Passwordless is particularly compelling for IoT devices, many of which, at least for consumers, have either a crippled keyboard or none at all. Who wouldn’t prefer to log in to, say, their home lighting controller or their home security system with Touch ID instead of keying in some obscure code? Passwordless is a boon to the usability of IoT devices, and provides additional freedom to IoT designers by avoiding the need to create a login UX directly on the device.
Would passwordless authentication make a difference for the "still insecure" IoT environment?
JG: Passwordless is poised to make a lasting impact on the IoT space. Many applications, especially in the connected home, have a minimal interface that makes it challenging for developers to implement traditional password-based authentication in a strong way, leading to vulnerabilities. By implementing passwordless authentication, authentication is a simple matter of Touch ID or a one-time passcode sent via email, SMS or push notification.

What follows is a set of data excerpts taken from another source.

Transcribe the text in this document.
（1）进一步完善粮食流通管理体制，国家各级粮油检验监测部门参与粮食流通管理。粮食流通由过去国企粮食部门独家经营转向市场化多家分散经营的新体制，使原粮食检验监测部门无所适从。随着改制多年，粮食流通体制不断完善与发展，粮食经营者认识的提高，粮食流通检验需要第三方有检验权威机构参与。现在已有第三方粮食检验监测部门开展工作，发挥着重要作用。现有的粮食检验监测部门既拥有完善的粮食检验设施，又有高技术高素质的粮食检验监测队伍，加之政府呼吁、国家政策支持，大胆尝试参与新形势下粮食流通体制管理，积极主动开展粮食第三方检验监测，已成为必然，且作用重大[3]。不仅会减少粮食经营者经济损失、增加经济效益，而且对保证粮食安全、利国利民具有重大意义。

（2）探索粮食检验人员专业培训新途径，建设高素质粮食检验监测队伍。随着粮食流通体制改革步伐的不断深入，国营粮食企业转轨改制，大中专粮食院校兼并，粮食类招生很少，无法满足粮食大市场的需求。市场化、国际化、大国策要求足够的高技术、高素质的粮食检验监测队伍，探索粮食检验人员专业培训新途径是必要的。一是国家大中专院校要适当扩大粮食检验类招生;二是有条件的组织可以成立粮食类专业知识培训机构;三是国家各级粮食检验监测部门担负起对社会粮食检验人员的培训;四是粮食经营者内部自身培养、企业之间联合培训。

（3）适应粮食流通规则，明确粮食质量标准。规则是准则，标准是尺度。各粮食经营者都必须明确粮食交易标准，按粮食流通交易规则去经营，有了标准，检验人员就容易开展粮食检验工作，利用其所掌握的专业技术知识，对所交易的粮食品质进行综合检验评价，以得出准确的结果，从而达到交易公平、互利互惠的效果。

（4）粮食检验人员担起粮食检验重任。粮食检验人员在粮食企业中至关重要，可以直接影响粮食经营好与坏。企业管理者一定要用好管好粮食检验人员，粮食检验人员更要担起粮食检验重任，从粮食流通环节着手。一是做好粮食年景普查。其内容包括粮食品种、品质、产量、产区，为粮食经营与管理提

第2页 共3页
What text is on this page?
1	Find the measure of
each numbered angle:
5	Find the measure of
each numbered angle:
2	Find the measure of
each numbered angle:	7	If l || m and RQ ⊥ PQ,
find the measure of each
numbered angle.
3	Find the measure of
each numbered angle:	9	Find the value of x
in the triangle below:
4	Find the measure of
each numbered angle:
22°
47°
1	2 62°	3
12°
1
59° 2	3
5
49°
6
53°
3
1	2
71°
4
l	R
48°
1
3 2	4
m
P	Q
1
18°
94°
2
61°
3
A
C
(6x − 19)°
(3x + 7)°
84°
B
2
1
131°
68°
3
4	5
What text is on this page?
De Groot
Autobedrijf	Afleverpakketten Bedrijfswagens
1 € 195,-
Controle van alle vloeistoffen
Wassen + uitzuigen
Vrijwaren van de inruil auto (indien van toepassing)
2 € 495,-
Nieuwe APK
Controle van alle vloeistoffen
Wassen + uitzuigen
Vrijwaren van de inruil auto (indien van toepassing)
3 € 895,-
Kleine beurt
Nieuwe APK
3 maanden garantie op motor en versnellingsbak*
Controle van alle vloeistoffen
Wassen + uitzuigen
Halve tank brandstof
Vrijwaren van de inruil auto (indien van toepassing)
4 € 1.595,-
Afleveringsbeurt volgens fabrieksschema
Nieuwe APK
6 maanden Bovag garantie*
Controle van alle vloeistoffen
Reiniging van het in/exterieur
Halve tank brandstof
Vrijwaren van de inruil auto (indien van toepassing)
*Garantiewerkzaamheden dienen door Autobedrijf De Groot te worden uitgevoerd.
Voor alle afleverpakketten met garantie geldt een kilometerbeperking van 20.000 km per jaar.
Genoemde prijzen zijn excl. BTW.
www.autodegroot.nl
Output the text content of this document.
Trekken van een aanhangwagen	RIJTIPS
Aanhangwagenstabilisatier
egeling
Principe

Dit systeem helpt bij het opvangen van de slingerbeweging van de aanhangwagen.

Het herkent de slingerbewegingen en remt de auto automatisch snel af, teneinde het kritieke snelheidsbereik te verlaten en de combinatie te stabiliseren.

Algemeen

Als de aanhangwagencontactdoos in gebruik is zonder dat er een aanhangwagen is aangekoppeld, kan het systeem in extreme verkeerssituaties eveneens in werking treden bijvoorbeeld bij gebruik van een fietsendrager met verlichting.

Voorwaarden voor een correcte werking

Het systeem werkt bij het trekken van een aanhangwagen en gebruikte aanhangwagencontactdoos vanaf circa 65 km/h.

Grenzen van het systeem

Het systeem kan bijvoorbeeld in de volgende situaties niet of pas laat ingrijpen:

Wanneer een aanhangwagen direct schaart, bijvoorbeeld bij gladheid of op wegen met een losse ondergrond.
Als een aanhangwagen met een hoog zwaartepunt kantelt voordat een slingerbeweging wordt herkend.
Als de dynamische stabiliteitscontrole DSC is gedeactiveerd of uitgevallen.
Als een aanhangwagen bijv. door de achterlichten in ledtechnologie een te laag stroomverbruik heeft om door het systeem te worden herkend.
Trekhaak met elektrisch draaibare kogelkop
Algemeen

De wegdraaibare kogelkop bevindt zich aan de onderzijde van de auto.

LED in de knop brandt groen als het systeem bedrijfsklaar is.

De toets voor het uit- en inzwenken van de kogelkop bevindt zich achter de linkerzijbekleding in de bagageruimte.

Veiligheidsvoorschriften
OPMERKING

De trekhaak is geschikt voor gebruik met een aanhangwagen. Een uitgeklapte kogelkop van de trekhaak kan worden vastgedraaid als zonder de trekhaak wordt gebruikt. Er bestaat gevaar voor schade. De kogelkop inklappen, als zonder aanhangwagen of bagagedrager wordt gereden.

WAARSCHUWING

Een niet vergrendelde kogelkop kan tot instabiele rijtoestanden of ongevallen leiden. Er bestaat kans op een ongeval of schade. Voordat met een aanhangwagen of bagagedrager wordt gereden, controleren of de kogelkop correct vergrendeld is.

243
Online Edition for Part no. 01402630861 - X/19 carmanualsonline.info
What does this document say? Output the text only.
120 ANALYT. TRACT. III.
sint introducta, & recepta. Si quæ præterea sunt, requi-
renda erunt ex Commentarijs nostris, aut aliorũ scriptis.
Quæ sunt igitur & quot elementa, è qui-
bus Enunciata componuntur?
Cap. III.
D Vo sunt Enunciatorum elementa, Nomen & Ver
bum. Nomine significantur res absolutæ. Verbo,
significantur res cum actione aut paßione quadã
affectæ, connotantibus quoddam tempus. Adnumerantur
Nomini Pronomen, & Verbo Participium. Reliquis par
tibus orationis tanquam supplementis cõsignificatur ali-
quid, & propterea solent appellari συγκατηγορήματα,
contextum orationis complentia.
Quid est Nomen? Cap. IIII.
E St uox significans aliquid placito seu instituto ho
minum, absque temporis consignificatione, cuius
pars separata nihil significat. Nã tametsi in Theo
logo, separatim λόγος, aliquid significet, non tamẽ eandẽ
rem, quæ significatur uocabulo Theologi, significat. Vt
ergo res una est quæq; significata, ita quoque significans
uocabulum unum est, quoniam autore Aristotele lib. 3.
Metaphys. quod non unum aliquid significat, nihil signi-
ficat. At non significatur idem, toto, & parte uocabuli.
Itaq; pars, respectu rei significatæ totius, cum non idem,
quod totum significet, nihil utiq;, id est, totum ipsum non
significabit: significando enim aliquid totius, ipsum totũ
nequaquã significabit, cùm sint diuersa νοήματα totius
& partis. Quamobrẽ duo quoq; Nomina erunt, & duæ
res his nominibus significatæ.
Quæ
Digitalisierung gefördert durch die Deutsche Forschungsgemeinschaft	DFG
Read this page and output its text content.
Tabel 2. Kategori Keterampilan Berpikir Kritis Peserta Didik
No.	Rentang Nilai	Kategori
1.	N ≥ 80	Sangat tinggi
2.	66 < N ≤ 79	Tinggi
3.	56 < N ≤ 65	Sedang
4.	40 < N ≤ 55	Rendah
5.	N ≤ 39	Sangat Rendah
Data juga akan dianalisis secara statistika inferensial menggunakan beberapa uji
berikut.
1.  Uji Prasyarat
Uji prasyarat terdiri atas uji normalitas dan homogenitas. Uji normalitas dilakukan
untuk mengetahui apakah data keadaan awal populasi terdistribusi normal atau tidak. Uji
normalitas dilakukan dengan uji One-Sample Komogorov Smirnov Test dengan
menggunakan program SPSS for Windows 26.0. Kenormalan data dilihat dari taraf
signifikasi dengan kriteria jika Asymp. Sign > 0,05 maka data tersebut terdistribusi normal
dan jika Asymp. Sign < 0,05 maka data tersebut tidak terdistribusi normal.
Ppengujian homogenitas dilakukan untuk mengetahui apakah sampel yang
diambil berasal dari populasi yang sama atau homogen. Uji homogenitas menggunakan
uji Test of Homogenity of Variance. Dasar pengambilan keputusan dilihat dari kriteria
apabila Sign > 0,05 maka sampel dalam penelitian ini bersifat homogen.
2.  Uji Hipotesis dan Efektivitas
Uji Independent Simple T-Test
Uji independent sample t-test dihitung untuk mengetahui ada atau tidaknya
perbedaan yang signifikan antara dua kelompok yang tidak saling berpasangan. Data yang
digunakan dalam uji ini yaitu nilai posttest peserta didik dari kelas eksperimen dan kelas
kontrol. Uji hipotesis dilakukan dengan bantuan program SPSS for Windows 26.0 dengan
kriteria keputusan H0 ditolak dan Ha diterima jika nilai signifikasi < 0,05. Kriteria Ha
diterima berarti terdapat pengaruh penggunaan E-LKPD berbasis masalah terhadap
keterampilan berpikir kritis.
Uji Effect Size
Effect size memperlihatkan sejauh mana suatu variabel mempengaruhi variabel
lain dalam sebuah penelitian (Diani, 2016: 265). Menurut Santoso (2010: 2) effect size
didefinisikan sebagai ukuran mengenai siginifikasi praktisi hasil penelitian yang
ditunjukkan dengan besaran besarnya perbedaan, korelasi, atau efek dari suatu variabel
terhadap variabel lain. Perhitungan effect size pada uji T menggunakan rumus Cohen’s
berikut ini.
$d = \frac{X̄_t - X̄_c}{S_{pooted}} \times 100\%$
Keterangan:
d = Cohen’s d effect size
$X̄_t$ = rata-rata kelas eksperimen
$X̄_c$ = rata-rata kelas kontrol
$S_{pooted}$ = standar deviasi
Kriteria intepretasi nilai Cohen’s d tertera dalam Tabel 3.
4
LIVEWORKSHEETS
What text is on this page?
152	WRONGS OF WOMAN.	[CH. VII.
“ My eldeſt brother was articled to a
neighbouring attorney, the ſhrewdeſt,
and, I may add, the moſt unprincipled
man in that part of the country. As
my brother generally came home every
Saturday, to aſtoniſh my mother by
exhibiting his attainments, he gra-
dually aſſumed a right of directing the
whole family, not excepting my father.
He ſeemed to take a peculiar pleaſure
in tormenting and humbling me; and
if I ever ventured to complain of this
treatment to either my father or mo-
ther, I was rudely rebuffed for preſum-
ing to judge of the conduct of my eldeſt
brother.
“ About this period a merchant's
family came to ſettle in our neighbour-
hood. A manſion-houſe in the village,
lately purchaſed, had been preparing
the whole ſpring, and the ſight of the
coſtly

From your own experience, the push for passwordless authentication comes from companies or end users?
JG: The answer is and should be, both. As end users begin to request and adopt passwordless authentication for their account security, companies are beginning to recognize that this shift toward passwordless and MFA solutions will help to not only make the user experience simpler and more enjoyable, but also to reduce the frustration and concern associated with the constant stream of data-breaches we see in today’s headlines.
There is no doubt that passwords have become more and more vulnerable in recent years, and this has left both the enterprise and consumer asking for a better alternative. In recent years, black hats around the world have become large, organized and profitable criminal organizations, and major brands have seen breaches because of weak passwords, phishing attacks or “small” vulnerabilities in their security architecture.
In light of the recent JP Morgan, Home Depot, Anthem Health, Ashley Madison, Target and other major breaches, large-scale cyber-attacks have become obvious as a very real problem for the enterprise, and in turn for their customers. Passwordless aims to eradicate the threat of authentication vulnerabilities due to compromised passwords.
Softpedia would like to thank Mr. Gelsey for taking the time to answer our questions.